- Theatrical release poster
- Directed by: Ramnath T
- Produced by: Chinnasamy Mounaguru
- Starring: Krishna; Sharanya R Nair; Anshula Dhawan; Kritika Singh Yadav;
- Cinematography: Vignesh Vasu
- Edited by: Sasi Kumar
- Music by: Ganesh Raghavendra
- Production company: Chinnasamy Cine Creations
- Distributed by: Chinnasamy Cine Creations
- Release date: 7 July 2023;
- Running time: 136 minutes
- Country: India
- Language: Tamil

= Rayar Parambarai =

2023 Indian comedy drama film

Rayar Parambarai is a 2023 Indian Tamil-language comedy drama film directed by Ramnath T. The film stars Krishna, Sharanya R Nair, Anshula Dhawan and Kritika Singh Yadav with Anandaraj, Srinivasan, Rajendran, R. N. R. Manohar, Manobala, Kalloori Vinoth, K. R. Vijaya, Kasthuri Shankar, Bava Lakshmanan, Thangadurai, Shaalu Shammu and Lollu Sabha Seshu in supporting roles.

== Production ==
The film was produced by Chinnasamy Mounaguru under the banner of Chinnasamy Cine Creations. The cinematography was done by Vignesh Vasu and edited by Sasi Kumar. The trailer was released on 19 December 2021.

== Music ==
The film's music was composed by Ganesh Raghavendra.

Track listing
| No. | Title | Lyrics | Singer(s) | Length |
|---|---|---|---|---|
| 1. | "Arabunadu Echamaram" | Ramanath T | Diwakar, Ganesh Raghavendra, Padmalatha | 4:43 |
| 2. | "Sandhanatha Alli Poosi" | Ramanath T | Jayamoorthy | 4:40 |
| 3. | "Lovela Vizhundha" | Mohan Rajan | Ganesh Raghavendra, Sathyan Mahalingam | 4:17 |
| Total length: |  |  |  | 13:40 |

== Release ==
The film was released on 7 July 2023.

== Reception ==
Navein Darshan of Cinema Express gave it 1 out of 5 stars and wrote, "A rudderless talkathon in the guise of comedy." A critic from Maalai Malar gave the film a mixed review, stating that it "lacks grip in the screenplay." A critic from Minnambalam gave the film a mixed review.
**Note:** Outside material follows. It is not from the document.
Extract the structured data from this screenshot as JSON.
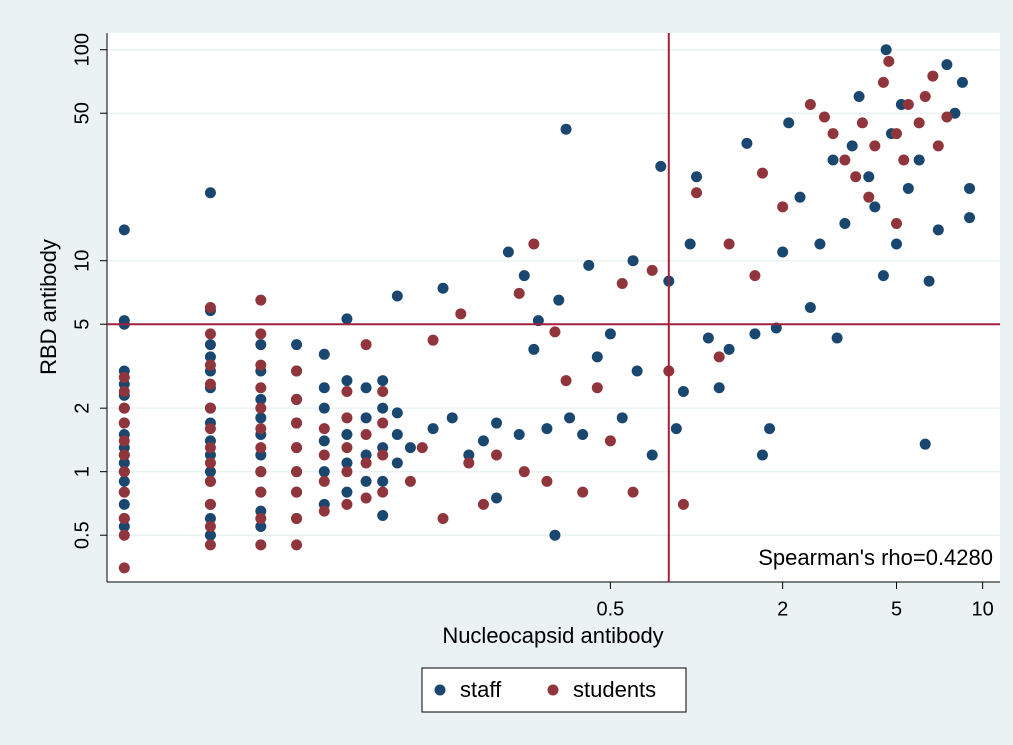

A critic from Thamizh Padam gave the film a rating of 2.5 out of 5 and said the comedy scenes were irritating instead of funny. A critic from Dina Thanthi gave the film a positive review, adding that the story promises laughter. A critic from Vikatan gave it a mixed review and criticized the story of the film by calling it as old template cinema.

Keerthana of ABP Live Tamil gave it 1.5 out of 5 and opined that the second half of the film is better than the first half. A critic from Dinamalar gave the film 1.5 out of 5 and stated that they felt pity for audiences.